Someone pointed me to this post from a few years ago where Rafael Irizarry argues that scientific “pessimists” such as myself are, at least in some fields, “missing a critical point: that in practice, there is an inverse relationship between increasing rates of true discoveries and decreasing rates of false discoveries and that true discoveries from fields such as the biomedical sciences provide an enormous benefit to society.” So far so good—within the framework in which the goal of p-value-style science is to make “discoveries” and in which these discoveries can be characterized as “true” or “false.”
But I don’t see this framework as being such a useful description of science, or at least the sort of science for which statistical hypothesis tests, confidence intervals, etc., are used. Why do I say this? Because I see the following sorts of statistical analysis:
– Parameter estimation and inference, for example estimation of a treatment effect. The goal of a focused randomized clinical trial is not to make a discovery—any “discovery” to be had was made before the study began, in the construction of the new treatment. Rather, the goal is to estimate the treatment effect (or perhaps to demonstrate that the treatment effect is nonzero, which is a byproduct of estimation).

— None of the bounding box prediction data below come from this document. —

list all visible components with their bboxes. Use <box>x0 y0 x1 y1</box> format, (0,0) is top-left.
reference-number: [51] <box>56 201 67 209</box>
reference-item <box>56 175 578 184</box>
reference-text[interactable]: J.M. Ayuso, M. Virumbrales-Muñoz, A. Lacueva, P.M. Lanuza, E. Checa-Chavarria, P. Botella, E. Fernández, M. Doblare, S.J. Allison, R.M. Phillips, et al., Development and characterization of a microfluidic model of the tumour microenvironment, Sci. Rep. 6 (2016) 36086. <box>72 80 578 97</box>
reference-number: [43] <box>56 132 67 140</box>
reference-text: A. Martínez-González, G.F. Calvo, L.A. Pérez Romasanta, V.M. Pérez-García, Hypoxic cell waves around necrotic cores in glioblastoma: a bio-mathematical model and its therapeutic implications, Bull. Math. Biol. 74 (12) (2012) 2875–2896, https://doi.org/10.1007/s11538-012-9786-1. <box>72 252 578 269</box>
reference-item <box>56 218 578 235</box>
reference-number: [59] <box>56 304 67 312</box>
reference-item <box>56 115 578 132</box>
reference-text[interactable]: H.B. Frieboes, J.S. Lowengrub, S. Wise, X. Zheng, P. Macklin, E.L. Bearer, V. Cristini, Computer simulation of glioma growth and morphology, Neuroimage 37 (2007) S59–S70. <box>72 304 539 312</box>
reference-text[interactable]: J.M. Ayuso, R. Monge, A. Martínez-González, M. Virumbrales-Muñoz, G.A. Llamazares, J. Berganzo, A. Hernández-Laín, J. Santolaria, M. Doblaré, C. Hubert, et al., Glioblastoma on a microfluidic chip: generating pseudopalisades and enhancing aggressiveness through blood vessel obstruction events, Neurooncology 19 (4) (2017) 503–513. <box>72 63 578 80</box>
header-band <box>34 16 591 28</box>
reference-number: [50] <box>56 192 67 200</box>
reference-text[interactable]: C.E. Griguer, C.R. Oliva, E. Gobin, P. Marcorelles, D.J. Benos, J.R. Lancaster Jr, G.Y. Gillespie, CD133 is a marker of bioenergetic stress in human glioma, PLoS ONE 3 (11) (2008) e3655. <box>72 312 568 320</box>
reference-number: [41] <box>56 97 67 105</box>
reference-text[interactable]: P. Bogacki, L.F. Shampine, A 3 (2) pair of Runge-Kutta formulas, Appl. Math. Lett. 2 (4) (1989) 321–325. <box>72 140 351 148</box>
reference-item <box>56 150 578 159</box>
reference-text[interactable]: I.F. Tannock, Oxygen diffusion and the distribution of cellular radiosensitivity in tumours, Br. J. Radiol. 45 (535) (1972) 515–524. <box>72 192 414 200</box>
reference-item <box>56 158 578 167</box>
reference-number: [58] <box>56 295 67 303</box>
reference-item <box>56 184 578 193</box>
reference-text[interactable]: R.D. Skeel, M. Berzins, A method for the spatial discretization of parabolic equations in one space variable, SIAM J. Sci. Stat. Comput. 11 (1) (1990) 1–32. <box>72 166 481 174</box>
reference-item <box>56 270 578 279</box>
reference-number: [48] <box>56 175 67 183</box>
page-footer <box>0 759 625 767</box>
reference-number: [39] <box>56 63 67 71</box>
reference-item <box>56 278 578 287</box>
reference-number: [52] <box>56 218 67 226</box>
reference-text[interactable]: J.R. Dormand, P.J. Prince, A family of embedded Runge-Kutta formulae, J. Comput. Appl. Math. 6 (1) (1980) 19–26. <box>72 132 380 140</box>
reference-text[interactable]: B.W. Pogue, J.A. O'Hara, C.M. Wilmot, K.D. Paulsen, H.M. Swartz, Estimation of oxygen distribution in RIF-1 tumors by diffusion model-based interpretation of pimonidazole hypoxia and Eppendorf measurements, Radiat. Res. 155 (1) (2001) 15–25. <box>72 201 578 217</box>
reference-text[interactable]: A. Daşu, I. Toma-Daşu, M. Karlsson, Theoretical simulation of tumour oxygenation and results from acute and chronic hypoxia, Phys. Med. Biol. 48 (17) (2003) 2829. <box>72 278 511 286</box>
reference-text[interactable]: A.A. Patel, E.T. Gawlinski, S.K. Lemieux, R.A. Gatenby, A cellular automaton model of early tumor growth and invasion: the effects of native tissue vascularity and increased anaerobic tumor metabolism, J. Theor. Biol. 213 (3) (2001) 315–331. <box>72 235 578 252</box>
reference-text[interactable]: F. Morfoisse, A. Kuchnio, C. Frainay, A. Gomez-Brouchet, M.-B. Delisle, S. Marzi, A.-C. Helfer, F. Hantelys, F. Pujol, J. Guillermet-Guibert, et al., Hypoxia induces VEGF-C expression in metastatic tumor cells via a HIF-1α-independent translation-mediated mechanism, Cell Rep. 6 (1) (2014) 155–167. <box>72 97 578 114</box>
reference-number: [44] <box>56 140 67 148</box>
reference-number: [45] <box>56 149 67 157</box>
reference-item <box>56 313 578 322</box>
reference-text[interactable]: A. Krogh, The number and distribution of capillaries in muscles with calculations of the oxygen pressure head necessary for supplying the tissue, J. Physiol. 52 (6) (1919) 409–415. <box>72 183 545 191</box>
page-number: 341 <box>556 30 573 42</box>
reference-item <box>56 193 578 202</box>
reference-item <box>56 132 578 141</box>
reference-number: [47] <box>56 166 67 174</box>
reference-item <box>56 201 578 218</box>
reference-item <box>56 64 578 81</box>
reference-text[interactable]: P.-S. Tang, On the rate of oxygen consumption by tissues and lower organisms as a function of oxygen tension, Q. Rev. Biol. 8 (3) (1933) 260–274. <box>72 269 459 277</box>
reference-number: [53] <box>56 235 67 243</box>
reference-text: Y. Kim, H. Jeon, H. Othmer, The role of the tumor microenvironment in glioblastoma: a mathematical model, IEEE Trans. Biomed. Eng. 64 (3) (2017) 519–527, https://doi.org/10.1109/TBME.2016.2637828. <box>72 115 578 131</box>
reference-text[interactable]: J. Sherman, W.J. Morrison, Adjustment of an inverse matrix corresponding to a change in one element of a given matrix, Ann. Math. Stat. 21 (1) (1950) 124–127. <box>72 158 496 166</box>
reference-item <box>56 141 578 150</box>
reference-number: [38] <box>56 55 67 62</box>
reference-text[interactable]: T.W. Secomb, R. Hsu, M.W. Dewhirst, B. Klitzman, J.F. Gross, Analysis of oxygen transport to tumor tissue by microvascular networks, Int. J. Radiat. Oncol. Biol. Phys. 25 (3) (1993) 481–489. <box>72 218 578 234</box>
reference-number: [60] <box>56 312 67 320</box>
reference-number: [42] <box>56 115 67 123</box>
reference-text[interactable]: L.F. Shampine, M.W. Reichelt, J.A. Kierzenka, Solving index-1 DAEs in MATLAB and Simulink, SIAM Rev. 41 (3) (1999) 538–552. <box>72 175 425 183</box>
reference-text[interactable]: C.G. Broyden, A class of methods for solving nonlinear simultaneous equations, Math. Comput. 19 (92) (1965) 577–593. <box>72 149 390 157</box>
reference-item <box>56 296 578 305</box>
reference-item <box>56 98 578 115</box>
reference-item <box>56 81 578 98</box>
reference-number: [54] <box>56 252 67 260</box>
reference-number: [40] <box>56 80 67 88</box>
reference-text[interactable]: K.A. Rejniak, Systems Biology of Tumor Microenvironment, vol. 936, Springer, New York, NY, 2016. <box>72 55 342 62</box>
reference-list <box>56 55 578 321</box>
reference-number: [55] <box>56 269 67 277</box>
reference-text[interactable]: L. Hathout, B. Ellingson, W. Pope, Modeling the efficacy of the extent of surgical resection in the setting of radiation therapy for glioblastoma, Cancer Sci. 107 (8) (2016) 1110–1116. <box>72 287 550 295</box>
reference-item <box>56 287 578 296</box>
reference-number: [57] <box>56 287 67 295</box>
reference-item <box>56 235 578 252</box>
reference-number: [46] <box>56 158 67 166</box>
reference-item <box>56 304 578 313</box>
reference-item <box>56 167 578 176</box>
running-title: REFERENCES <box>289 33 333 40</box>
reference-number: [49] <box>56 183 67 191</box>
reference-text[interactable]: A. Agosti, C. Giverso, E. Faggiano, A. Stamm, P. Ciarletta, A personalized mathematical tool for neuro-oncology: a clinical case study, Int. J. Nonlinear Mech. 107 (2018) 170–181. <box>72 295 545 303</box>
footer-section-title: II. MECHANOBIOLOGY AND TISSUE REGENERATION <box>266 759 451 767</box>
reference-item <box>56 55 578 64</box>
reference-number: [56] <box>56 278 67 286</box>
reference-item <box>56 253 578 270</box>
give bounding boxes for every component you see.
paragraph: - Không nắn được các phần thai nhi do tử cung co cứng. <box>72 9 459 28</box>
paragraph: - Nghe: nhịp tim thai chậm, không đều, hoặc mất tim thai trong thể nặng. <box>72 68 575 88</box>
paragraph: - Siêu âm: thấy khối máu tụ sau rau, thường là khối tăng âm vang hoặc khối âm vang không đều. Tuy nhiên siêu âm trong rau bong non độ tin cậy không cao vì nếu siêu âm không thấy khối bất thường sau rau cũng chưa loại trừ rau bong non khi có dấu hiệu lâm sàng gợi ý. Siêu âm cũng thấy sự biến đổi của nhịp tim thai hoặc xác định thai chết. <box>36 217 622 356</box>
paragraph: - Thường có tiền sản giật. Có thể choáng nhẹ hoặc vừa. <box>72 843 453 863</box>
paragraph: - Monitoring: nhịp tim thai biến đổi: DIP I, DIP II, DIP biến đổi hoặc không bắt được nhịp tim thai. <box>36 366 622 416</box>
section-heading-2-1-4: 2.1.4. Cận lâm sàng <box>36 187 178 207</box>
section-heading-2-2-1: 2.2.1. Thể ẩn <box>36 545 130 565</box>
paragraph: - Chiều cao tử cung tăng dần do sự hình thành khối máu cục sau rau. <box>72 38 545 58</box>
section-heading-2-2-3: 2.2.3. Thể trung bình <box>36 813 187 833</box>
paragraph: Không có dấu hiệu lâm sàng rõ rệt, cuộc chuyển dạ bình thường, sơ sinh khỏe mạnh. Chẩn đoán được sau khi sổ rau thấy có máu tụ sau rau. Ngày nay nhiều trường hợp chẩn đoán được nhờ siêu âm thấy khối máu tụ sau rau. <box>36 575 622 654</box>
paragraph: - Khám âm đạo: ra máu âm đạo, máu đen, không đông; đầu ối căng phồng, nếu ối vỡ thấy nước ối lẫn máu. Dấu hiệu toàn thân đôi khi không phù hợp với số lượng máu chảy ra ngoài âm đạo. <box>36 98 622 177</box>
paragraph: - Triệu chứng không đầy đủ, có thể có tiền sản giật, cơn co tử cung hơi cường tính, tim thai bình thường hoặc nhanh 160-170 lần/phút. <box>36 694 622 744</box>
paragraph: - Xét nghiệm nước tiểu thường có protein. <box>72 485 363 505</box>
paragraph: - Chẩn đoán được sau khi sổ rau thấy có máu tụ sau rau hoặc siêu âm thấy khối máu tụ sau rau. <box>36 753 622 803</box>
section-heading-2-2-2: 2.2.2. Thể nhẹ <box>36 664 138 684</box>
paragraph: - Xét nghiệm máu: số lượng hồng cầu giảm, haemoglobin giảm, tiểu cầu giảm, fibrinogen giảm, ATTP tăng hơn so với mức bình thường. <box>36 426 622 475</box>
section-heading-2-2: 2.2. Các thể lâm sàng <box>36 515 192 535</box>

– Exploration. That describes much of social science. Here one could say that discoveries are possible, and even that the goal is discovery, but we’re not discovering statements that are true or false. For example, in our red-state blue-state analysis we discovered an interesting and previously unknown pattern in voting—but I don’t see the ROC framework being applicable here. It’s not like it would make sense to say that if our coefficient estimate or z-score or whatever is higher than some threshold that we declare the pattern to be real, otherwise not. Rather, we see a pattern and use statistical analysis (multilevel modeling, partial pooling, etc.), to give our best estimate of the underlying voting patterns and of our uncertainties. I don’t see the point of dichotomizing: we found an interesting pattern, we did auxiliary analyses to understand it, it can be further studied using new data on new elections, etc.
– OK, you might say that this is fine in social science, but if you’re the FDA you have to approve or not approve a new drug, and if you’re a drug company you have to decide to proceed with a candidate drug or give it up. Decisions need to be made. Sure, but here I’d prefer to use formal decision analysis with costs and benefits. If this points us toward taking more risks—for example, approving drugs whose net benefit remains very uncertain—so be it. This fits Rafael’s ROC story, but not based on any fixed p-value or posterior probability; see my paper with McShane et al.
Also, again, the discussion of “false positive rate” and “true positive rate” seems to miss the point. If you’re talking about drugs or medical treatments: well, lots of them have effects, but the effects are variable, positive for some people and negative for others.
– Finally, consider the “shotgun” sort of study in which a large number of drugs, or genes, or interactions, or whatever, are tested, and the goal is to discover which ones matter. Again, I’d prefer a decision-theoretic framework, moving away from the idea of statistical “discovery” toward mere “inference.”
What’s the practical implications for all this? It’s good for researchers to present their raw data, along with clean summary analyses. Report what your data show, and publish everything! But when it comes to decision making, including the decision of what lines of research to pursue further, I’d go Bayesian, incorporating prior information and making the sources and reasoning underlying that prior information clear, and laying out costs and benefits. Of course that’s all a lot of work, and I don’t usually do it myself. Look at my applied papers and you’ll see tons of point estimates and uncertainty intervals, and only a few formal decision analyses. Still, I think it makes sense to think of Bayesian decision analysis as the ideal form and to interpret inferential summaries in light of these goals. Or, even more short term than that, if people are using statistical significance to make publication decisions, we can do our best to correct for the resulting biases, as in section 2.1 of this paper.